HYPOTHESIS STITCHER FOR SPEECH RECOGNITION OF LONG-FORM AUDIO

Organization Name

MICROSOFT TECHNOLOGY LICENSING, LLC

Inventor(s)

Naoyuki Kanda of Bellevue WA (US)

Xuankai Chang of Baltimore MD (US)

Yashesh Gaur of Redmond WA (US)

Xiaofei Wang of Bellevue WA (US)

Zhong Meng of Mercer Island WA (US)

Takuya Yoshioka of Bellevue WA (US)

HYPOTHESIS STITCHER FOR SPEECH RECOGNITION OF LONG-FORM AUDIO - A simplified explanation of the abstract

This abstract first appeared for US patent application 18157070 titled 'HYPOTHESIS STITCHER FOR SPEECH RECOGNITION OF LONG-FORM AUDIO

Simplified Explanation

Abstract

A hypothesis stitcher for speech recognition of long-form audio provides superior performance, such as higher accuracy and reduced computational cost. The system segments the audio stream into smaller segments, identifies speakers within each segment, performs automatic speech recognition (ASR) on each segment to generate short-segment hypotheses, merges these hypotheses into a first merged hypothesis set, inserts stitching symbols into the merged set, and consolidates the set into a first consolidated hypothesis using a network-based hypothesis stitcher.
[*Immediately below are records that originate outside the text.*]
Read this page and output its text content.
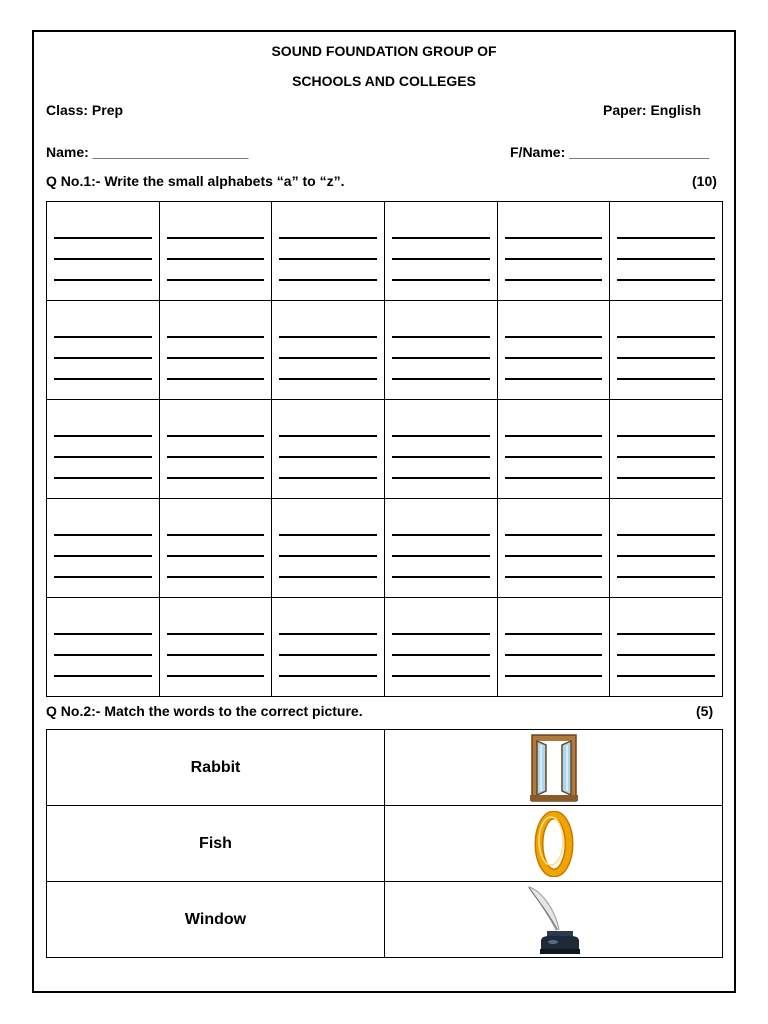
SOUND FOUNDATION GROUP OF
SCHOOLS AND COLLEGES
Class: Prep	Paper: English
Name: ____________________	F/Name: __________________
Q No.1:- Write the small alphabets “a” to “z”.	(10)

Q No.2:- Match the words to the correct picture.	(5)
Rabbit	
Fish	
Window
Multiple variations are disclosed, including alignment-based stitchers and serialized stitchers, which may operate as speaker-specific or multi-speaker stitchers, and may support multiple options for differing hypothesis configurations.

Bullet Points

  • Hypothesis stitcher for speech recognition of long-form audio
  • Segments audio stream into smaller segments
  • Identifies speakers within each segment
  • Performs ASR on each segment to generate short-segment hypotheses
  • Merges hypotheses into a first merged hypothesis set
  • Inserts stitching symbols, including a window change (WC) symbol, into the merged set
  • Consolidates the merged set into a first consolidated hypothesis using a network-based stitcher
  • Multiple variations, including alignment-based and serialized stitchers
  • Can operate as speaker-specific or multi-speaker stitchers
  • Supports multiple options for differing hypothesis configurations

Potential Applications

  • Transcription services for long-form audio recordings
  • Voice assistants for processing extended conversations
  • Call center analytics for analyzing customer interactions
  • Language learning platforms for transcribing and analyzing spoken language

Problems Solved

  • Improved accuracy in speech recognition of long-form audio
  • Reduced computational cost for processing large audio streams
  • Efficiently handling multiple speakers within the audio stream
  • Seamless stitching of short-segment hypotheses for a coherent transcription

Benefits

  • Higher accuracy in transcribing long-form audio
  • Faster and more efficient processing of large audio streams
  • Improved understanding of multi-speaker conversations
  • Enhanced user experience with voice assistants and transcription services


Original Abstract Submitted

A hypothesis stitcher for speech recognition of long-form audio provides superior performance, such as higher accuracy and reduced computational cost. An example disclosed operation includes: segmenting the audio stream into a plurality of audio segments; identifying a plurality of speakers within each of the plurality of audio segments; performing automatic speech recognition (ASR) on each of the plurality of audio segments to generate a plurality of short-segment hypotheses; merging at least a portion of the short-segment hypotheses into a first merged hypothesis set; inserting stitching symbols into the first merged hypothesis set, the stitching symbols including a window change (WC) symbol; and consolidating, with a network-based hypothesis stitcher, the first merged hypothesis set into a first consolidated hypothesis. Multiple variations are disclosed, including alignment-based stitchers and serialized stitchers, which may operate as speaker-specific stitchers or multi-speaker stitchers, and may further support multiple options for differing hypothesis configurations.